Santina and I moved down here in the winter of 2005. We lived in Medford for a short period of time, but quickly moved and settled into our apartment in Cambridge near Harvard Square. Previously, we were both living in upstate NY and not really doing that much. Santina knew she was going back to school at Simmons and would have to move down to Boston in order to do that. I was working in Plattsburgh at a small ad agency and living at home. I had been dealing with my Dad's accident for almost the entire 9 months I was in Plattsburgh, and I was ready distance myself from that a bit. I also think both me and Santina were subconsciously trying to escape some other less than ideal conditions in our lives. We didn't know each other that well before we decided to move together, but it I think we quickly learned that it was going to be great! Santina and I became best friends and awesome room mates, and there are so many great memories of our time in Boston that I will continue to think about for a very long time.

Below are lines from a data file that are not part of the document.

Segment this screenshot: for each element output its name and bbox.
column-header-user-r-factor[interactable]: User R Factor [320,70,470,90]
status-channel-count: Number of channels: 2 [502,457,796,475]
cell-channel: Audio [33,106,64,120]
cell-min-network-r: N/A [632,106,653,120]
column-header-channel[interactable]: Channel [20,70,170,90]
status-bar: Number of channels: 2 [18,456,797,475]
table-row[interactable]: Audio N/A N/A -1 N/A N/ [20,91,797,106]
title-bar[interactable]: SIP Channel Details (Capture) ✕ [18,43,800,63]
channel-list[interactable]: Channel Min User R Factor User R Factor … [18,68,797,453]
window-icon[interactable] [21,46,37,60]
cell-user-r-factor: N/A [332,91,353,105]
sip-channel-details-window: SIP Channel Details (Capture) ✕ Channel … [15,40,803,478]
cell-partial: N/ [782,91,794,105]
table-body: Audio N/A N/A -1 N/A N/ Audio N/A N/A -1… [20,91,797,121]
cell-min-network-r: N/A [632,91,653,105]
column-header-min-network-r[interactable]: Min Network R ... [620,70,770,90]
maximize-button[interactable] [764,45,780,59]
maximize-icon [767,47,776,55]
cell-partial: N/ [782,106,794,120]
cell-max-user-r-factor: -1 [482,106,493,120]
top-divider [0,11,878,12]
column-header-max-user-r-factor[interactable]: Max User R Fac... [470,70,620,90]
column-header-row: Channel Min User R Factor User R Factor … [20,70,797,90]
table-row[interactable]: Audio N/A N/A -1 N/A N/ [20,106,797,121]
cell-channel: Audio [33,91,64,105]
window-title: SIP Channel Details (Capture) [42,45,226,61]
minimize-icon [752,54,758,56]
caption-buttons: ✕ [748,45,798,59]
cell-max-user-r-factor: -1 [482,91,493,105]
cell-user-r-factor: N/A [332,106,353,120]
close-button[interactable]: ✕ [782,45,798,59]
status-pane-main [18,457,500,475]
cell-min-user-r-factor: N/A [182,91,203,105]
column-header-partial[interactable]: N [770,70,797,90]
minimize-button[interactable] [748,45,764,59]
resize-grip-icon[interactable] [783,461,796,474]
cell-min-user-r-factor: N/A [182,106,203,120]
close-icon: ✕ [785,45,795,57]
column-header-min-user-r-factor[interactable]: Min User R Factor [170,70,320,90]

Professionally, moving to Boston was the best thing I could have done. My career in online advertising took off. Career-wise, I know that I am taking a risk by making this move. Since taking time off from work is one of my other goals, I'll talk more about this in a future post. Personally, my time in Boston was very enriching also. I've made a lot of new friends and acquaintances and I was even a regular at a wonderful knitting group while I lived in Cambridge. I've proved to myself that I can live far away from home and be ok, better even. I'm living in an apartment by myself in Boston, and the only person who made that happen is me. I've proved that, financially, I can take care of myself in a big city. Now, this move gives me the opportunity to prove that I can take care of myself personally also. The biggest lesson Boston has taught me is that I can do something just because I want to. I don't need any other reason other than that to make any decision. I wanted to move to Boston, so I did. Now I want to move out, so I am. It sounds like a simple concept, but this was a serious mental hurdle for me, and it took a lot of courage for me to do this and start thinking this way.
Boston has been good to me, but I am glad to be moving on. I am very excited for this move, and for this new chapter in my life to begin.